Também ao tornar-se evidente a necessidade da luta sem desfalecimento pelo engrandecimento deste torrão e de cara levantada combater a prepotência e arbítrio de um político despótico e intolerante, embora Ferreira da Silva já não pertencesse aos quadros do funcionalismo melgacense, a sua acção sentiu-se na orgânica do semanário Melgacense, cujo primeiro número saiu à publicidade em 21 de Fevereiro de 1926.
Em 1925, quando ainda se encontrava em Melgaço, foi nomeado Governador Civil do distrito de Viana do Castelo, cargo por ele exercido até à revolta de 28 de Maio de 1926, ano em que seu nome foi indicado por Braga para disputar nas eleições daquele ano um dos lugares de deputado.
Chefiava a Repartição de Finanças de Vila Nova de Famalicão quando rebentou a revolta do 3 de Fevereiro de 1929 e como nesses dias foi acusado de nela participar, ausentou-se da sede do concelho e em casa de um amigo daquela região minhota se conservou escondido das vistas dos Argos situacionistas.
Em Monção e num conciliábulo de autoridades políticas, contudo, foi ele apresentado ao respectivo Ministro do Interior como representando um grande e grave perigo para a situação política de Melgaço e como a autoridade local não garantia o vencimento da eleição enquanto o mesmo estivesse livre de peias, logo ali foi fixada residência na vila de Sines àquele grande amigo da nossa terra.
Esse escusado exílio violento fixa-se por esta carta:
«Meu querido Augusto
Impedido provisoriamente de continuar na direcção efectiva de o Melgacense venho rogar-te a subida fineza de, na minha auzencia, fazendo o sacrifício de me substituíres, com absoluta liberdade para lhe imprimires a orientação que achares conveniente aos interesses da nossa linda terra e à causa da República de que és valeroso e decisivo defensor.
As dificuldades nas comunicações exigem de ti mais este sacrifício e conto antecipadamente com a tua aquiescência, tão certo estar da tua boa amizade, que muito me honra e da tua dedicação que sinceramente admiro.
Os leitores e assinantes de o Melgacense só terão a lucrar com a substituição, o teu nome e o teu passado garantem a defesa dos interesses de Melgaço e a propagação desassombrada da doutrina republicana, de que és um dos melhores e mais corajosos apóstolos.
Se mo consentirem, escreverei regularmente as cartas de longe onde penso continuar o apostolado da democracia a par do estudo crítico dos problemas mais instantes da vida do concelho pugnando como sempre pelo seu desenvolvimento.
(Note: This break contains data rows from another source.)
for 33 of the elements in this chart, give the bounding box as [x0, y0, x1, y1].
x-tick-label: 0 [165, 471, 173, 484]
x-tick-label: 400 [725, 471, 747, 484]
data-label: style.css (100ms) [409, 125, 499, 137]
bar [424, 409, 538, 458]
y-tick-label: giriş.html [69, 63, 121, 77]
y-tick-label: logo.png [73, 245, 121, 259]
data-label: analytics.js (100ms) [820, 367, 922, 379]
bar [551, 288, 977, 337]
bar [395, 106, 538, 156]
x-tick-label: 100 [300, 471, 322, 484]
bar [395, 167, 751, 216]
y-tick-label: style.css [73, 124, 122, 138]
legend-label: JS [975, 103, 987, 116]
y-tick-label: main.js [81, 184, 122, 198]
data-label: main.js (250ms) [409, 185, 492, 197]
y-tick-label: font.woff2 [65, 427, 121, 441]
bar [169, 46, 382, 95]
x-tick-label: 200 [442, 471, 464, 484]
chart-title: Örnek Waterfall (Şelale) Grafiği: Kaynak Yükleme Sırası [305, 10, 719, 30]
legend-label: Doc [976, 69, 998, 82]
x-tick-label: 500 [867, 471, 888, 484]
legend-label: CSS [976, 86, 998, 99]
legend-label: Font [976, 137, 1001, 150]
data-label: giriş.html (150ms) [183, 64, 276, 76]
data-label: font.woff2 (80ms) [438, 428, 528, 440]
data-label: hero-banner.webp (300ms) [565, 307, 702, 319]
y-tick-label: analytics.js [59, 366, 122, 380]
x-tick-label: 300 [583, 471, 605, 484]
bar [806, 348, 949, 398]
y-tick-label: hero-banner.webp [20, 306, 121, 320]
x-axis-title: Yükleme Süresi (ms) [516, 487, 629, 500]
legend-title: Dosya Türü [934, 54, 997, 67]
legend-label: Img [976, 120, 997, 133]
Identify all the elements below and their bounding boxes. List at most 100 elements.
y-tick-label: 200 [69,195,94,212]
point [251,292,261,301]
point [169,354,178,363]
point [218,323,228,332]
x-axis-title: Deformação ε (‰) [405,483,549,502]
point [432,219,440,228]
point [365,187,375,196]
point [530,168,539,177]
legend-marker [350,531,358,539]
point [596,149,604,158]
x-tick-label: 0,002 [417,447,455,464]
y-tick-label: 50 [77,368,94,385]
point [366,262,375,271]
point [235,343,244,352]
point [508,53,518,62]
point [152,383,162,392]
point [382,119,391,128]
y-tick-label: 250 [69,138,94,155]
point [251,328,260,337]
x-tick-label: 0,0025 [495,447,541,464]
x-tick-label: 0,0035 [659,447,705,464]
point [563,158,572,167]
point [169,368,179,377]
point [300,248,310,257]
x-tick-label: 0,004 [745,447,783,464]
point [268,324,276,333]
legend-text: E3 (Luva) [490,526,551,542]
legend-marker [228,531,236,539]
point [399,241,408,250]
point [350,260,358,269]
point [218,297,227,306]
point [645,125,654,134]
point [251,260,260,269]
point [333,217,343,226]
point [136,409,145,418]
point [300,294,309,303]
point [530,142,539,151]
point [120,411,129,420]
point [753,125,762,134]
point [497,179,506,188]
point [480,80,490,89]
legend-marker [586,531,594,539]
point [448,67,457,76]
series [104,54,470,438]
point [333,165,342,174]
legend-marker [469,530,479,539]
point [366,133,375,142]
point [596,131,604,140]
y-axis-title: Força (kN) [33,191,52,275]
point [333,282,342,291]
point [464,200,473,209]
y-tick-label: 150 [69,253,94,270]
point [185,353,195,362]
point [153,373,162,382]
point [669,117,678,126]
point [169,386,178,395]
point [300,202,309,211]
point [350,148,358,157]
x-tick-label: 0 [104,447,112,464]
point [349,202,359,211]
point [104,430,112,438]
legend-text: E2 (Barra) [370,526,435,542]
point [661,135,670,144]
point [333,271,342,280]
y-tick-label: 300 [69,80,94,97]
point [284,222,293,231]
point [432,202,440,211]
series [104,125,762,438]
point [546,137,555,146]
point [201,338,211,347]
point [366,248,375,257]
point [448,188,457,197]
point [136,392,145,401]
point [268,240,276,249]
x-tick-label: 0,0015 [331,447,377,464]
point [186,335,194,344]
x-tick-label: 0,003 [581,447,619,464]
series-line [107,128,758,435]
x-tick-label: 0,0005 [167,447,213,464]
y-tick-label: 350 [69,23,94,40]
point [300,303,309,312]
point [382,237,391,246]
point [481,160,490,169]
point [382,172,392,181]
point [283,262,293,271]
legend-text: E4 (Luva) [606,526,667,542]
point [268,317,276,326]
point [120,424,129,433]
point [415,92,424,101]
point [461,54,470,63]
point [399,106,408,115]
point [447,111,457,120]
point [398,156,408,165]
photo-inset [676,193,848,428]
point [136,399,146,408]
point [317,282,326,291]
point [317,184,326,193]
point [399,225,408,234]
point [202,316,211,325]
Que me perdoem o cometimento, para o qual conto apenas com o entusiasmo da minha mocidade e com a minha fé imperecível no triunfo da causa sagrada a que me devotei. Na ribalta política há altos e baixos… É na adversidade que se conhecem os homens e se revelam os caracteres. É na luta que os espíritos se fortalecem e se afirma a coragem moral. Respondo por mim. Hoje como hontem, seguro dos meus actos e firme na minha ideologia, é grande, ardente, imperecível a minha fé na justiça, que a todos julgará friamente e implacavelmente.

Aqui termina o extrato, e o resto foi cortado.